A poison message. One outbox row has a payload that always fails to publish, maybe it exceeds the broker's max message size. The relay retries it forever and blocks every row behind it. This is why attempts exists. After a threshold, route the row aside and skip it so the queue keeps draining.

UPDATE outbox
SET attempts = attempts + 1
WHERE id = ?;

-- a row with attempts > 10 is excluded from the normal poll
SELECT id, payload FROM outbox
WHERE published_at IS NULL AND attempts <= 10
ORDER BY id
LIMIT 500
FOR UPDATE SKIP LOCKED;

A row with high attempts is excluded from the normal poll and surfaced for human inspection. Do not let one bad message strangle the pipeline.

The replication slot fills the disk. CDC-specific. The Debezium connector dies, nobody notices, the replication slot holds WAL, and the data directory fills until Postgres refuses writes, which takes down the entire application. Monitor pg_replication_slots for confirmed_flush_lsn falling behind, alert early, and set max_slot_wal_keep_size so Postgres invalidates a runaway slot rather than filling the disk. An invalidated slot drops events, which is bad, but a full disk takes down the database, which is worse. Pick your failure.

Duplicate delivery on relay restart. The relay publishes a row, the process dies before the UPDATE published_at commits, it restarts and republishes. The consumer's idempotency check absorbs this. This is the expected, designed-for case, not a bug. If your consumers are not idempotent, this is where you get burned, and it will happen on the first deploy that restarts the relay mid-batch.

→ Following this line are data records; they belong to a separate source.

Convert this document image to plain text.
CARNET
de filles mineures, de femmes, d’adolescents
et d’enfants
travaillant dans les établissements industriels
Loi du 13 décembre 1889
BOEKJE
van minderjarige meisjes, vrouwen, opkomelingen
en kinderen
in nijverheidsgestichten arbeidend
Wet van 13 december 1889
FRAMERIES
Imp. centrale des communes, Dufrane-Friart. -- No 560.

What the contract actually buys you

The outbox pattern does not make your system exactly-once. Nothing makes a distributed system exactly-once. What it buys you is a clean separation of guarantees: the database transaction guarantees that the business state and the intent to publish are atomic, the relay guarantees at-least-once delivery to Kafka, and consumer idempotency guarantees that at-least-once does not cause double-processing. Each layer has one job and a guarantee it can actually keep.

The failure we started with, a transaction that committed without its event, becomes impossible. Not unlikely. Impossible, in the sense that the event's existence is welded to the transaction's existence by Postgres' commit. The cost is a small delivery delay and an extra table to operate. For anything that moves money, that is the cheapest insurance you will ever buy.

The broader lesson is the one underneath every reliable distributed system: do not try to make two systems agree by writing to both. Write to one, and let that one system's durability carry the truth to the others. The outbox is just the most useful instance of that idea.